The primary functions of a moving average is to identify trends and reversals, measure the strength of an asset's momentum and determine potential areas where an asset will find support or resistance. Moving averages are lagging indicator, which means they do not predict new trend, but confirm trends once they have been established.
A stock is deemed to be in an uptrend when the price is above a moving average and the average is sloping upward. Conversely, a trader will use a price below a downward sloping average to confirm a downtrend. Many traders will only consider holding a long position in an asset when the price is trading above a moving average.
In general, short-term momentum can be gauged by looking at moving averages that focus on time periods of 50 days or less. Looking at moving averages that are created with a period of 50 to 100 days is generally regarded as a good measure of medium-term momentum. Finally, any moving average that uses 100 days or more in the calculation can be used as a measure of long-term momentum.
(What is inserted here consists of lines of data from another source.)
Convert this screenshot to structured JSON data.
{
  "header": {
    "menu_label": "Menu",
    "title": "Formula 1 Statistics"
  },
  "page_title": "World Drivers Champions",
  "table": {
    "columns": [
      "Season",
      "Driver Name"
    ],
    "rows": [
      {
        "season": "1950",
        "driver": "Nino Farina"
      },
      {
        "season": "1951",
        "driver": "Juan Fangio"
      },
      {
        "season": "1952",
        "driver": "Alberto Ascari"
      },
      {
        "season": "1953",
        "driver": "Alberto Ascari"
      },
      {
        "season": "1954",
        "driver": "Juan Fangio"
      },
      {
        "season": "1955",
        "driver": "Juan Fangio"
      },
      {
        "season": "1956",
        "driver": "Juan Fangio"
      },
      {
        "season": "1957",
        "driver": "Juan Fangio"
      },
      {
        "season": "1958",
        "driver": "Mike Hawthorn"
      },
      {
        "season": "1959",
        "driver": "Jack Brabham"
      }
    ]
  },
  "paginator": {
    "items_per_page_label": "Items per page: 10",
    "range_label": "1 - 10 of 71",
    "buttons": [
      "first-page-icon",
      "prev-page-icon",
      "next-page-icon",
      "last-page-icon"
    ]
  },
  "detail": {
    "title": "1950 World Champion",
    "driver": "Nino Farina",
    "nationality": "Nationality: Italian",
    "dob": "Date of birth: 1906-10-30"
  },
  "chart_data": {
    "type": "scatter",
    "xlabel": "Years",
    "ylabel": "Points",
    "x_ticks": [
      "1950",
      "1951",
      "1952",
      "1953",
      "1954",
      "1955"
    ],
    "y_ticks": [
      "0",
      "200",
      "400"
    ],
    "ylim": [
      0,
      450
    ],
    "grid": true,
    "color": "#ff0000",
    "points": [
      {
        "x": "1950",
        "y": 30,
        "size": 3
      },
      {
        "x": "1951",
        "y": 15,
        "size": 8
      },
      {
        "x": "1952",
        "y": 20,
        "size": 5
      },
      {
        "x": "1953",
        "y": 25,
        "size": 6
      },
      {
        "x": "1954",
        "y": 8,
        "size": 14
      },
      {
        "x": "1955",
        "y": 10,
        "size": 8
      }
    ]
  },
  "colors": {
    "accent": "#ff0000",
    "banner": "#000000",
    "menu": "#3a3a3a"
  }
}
Support, resistence and stoploss can be infered by referring the closet MA below or above the market price. The other factor that is used in short term momentum is the trading volume. The moving averages along with the trading volume can provide a better insight to short term movement.
Markets are moved by their largest participants - I believe this is the single most important principle in short-term trading. Accordingly, I track the presence of large traders by determining how much volume is in the market and how that compares to average. Because volume correlates very highly with volatility, the market's relative volume helps you determine the amount of movement likely at any given time frame--and it helps you handicap the odds of trending vs. remaining slow and range bound.